Serbian Prime Minister Aleksandar Vucic will on Wednesday become the first Serbian government head to visit Albania, aiming to improve the fragile relations between the two Balkan nations. His visit comes six months after that of Albania's Prime Minster Edi Rama to Belgrade, the first visit to Serbia by a Tirana government head for 68 years. In Tirana on Wednesday, Vucic will have talks with his counterpart before speaking the following day at an economic forum in which regional country leaders will participate.
Relations between Serbians and Albanians are strained over the question of Kosovo, a territory with an ethnic Albanian majority that declared independence from Serbia in 2008, with the support of the United States, but remains unrecognised by Belgrade and its ally Russia, as well as others.
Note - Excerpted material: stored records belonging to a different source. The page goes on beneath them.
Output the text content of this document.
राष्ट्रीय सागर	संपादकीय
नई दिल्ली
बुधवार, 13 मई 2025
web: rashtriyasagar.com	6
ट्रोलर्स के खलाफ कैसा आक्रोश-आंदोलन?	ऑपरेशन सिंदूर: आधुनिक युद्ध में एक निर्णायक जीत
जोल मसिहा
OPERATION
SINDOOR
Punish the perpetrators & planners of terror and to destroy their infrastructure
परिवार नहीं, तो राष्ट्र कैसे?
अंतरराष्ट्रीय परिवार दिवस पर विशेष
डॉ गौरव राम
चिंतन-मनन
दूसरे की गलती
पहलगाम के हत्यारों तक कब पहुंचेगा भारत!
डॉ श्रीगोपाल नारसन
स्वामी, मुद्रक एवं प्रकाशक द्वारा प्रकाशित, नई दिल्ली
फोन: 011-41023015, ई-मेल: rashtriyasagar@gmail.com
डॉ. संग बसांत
Bilateral tensions have also been fuelled by claims of the ethnic Albanian minority in Serbia for more autonomy or even a unification with Kosovo's ethnic Albanian majority.
"We want to deepen collaboration with Serbia and advance together on the path of peace, cooperation and integration in the EU," Rama told AFP ahead of the visit. "I am convinced that Albania and Serbia, Albanians and Serbs, could together do for the Balkans what France and Germany did for Europe after World War II," he said. Vucic said he was looking forward to the visit with optimism, stressing that the differences could only be solved through dialogue. For Serbian analyst Dusan Janjic "the improvement of relations between Tirana and Belgrade is the key for the stability in the Balkans." Albanian political analyst Skender Minxhozi said that though the visit was an encouraging sign it alone "could not erase decades of hostilities and chill." The relations between Serbs and Albanians have also remained strained because Belgrade fears a "Great Albania," a nationalist project seeking to unite all Albanians in one state, including Kosovo and parts of Macedonia and Serbia where they make majority.
A war between Serbian armed forces and pro-independence guerrilla movement in Kosovo in 1998-1999 was followed by a NATO bombing campaign to stop the crackdown of late president Slobodan Milosevic's regime against ethnic Albanian population. The Serbian army and police were eventually forced by NATO to leave Kosovo, which in 2008 proclaimed independence. Serbia has ever since denounced what it claims to be a Tirana-sponsored "Great Albania" project, although both Albanian and Kosovo authorities assure that no such plan exists. Last November, during his visit to Belgrade, Rama called on Vucic to recognise the reality of Kosovo's independence, provoking angry responses from his host and the Serbian public. Rama's visit had been delayed for three weeks following trouble at a mid-October football match in Belgrade, a Euro 2016 qualifier between Serbia and Albania that had to be abandoned. Serb fans invaded the pitch and attacked Albania's players after a pro-Albanian flag with a map of a "Great Albania" was flown over the stadium by a drone. Despite the friction, the two men agreed to continue with their contact and carry on working towards an improvement in relations between the two countries. Wednesday's visit by Vucic comes at a time of tension elsewhere in the Balkans. Two weeks ago Macedonian police clashed with an ethnic Albanian armed group, most of whose members were from Kosovo. Eighteen people were killed, including eight police officers.